Constructing heterostructure Ti6Al4V alloy by electropulsing assisted ultrasonic surface strengthening to improve its fretting wear performance

Abstract

Simultaneously improving the fatigue performance and wear resistance of titanium alloys is a trade-off process, and the surface mechanical strengthening method is a feasible way to balance the two. The ultrasonic surface strengthening (USS) technology can achieve most of the beneficial effects of other surface mechanical strengthening methods while reducing roughness, but it has the potential to be further enhanced.
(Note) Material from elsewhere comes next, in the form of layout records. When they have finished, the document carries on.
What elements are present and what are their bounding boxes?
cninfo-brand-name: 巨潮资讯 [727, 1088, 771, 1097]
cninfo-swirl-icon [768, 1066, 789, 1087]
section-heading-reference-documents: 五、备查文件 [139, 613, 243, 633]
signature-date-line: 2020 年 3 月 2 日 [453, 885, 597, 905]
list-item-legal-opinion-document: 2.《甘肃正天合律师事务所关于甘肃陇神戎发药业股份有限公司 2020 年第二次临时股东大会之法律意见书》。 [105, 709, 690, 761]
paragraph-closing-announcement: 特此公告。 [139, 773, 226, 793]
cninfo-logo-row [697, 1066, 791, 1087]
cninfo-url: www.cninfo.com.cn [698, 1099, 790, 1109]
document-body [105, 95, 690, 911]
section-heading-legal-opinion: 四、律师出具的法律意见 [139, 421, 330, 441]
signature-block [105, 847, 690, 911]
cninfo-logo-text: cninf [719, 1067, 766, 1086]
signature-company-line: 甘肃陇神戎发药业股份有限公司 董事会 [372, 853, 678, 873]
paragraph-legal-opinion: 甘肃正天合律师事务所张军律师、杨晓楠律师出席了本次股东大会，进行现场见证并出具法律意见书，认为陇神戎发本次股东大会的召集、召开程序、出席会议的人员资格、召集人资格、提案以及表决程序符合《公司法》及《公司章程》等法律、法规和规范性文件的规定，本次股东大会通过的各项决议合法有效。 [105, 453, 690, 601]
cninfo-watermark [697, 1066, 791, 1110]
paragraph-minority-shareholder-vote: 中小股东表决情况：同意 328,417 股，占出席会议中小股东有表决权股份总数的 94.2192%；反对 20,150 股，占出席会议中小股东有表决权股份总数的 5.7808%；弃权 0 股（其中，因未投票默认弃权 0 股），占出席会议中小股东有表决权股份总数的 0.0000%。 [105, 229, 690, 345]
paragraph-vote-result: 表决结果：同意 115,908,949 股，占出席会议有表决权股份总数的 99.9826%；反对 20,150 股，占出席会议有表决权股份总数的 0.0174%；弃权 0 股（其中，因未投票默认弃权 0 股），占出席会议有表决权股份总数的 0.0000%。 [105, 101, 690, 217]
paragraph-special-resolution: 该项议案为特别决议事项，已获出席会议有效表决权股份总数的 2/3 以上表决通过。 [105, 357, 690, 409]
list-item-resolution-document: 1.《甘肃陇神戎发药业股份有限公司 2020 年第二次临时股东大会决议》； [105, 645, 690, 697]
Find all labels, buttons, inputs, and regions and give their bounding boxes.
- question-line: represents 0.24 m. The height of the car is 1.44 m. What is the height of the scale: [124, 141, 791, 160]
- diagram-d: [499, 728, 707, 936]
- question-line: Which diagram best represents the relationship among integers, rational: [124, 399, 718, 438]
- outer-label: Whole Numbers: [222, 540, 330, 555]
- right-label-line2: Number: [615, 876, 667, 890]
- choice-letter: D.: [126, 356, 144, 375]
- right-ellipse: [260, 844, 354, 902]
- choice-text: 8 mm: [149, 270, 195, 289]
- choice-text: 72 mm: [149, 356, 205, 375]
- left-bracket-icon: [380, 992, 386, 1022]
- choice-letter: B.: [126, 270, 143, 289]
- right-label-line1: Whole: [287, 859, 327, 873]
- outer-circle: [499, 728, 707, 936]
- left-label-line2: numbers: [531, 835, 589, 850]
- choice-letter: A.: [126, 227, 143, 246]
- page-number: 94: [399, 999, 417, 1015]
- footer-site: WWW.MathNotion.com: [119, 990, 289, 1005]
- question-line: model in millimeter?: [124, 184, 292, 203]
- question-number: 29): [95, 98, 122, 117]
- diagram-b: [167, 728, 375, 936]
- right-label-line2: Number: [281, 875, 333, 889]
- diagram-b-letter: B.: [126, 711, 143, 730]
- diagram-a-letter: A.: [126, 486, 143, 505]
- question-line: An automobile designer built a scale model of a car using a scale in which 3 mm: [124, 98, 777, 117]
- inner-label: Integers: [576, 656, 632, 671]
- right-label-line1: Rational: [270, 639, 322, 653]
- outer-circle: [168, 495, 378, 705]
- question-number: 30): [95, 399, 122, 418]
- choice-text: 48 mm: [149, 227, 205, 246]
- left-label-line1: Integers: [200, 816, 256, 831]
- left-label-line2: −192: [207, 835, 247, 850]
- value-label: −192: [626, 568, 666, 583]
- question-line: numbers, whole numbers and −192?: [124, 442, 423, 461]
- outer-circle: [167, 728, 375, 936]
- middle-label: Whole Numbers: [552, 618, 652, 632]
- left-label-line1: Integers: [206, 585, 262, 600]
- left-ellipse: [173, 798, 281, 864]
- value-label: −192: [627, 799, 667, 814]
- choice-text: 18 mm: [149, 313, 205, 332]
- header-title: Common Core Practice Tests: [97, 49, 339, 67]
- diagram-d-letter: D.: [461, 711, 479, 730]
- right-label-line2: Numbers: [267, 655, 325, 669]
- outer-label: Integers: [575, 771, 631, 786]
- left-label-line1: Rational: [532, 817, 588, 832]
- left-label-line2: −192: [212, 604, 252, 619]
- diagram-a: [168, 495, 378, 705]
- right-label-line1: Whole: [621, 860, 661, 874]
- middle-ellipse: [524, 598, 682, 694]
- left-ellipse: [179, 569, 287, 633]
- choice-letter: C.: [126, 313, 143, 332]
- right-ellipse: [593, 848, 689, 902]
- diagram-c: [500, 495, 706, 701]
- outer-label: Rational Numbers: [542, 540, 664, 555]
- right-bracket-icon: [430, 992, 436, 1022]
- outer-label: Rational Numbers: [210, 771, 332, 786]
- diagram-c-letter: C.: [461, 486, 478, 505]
Besides, the load-dependent fretting wear mechanisms of heterostructure Ti6Al4V alloy prepared by the USS technology have not been systematically analyzed. This study utilized electropulsing assisted ultrasonic surface strengthening (EUSS) technology to enhance the surface properties of heterostructure Ti6Al4V alloy. Through microstructural characterization and theoretical analysis, the surface hardening mechanism of heterostructure Ti6Al4V alloy is elucidated. The results show that the gain effect of the EUSS treatment originates from the electroplasticity, while the opening of the {10−11}< -1–123 > pyramidal slip is considered to be the main cause. Subsequently, fretting wear tests under different loads were designed, combined with Hertzian contact analysis, to elucidate the load-dependent fretting damage mechanisms of heterostructure Ti6Al4V alloy. Heterostructure Ti6Al4V alloy has good fretting wear resistance due to high hardness at low loads, but fretting wear resistance disappears at high loads due to loss of plasticity.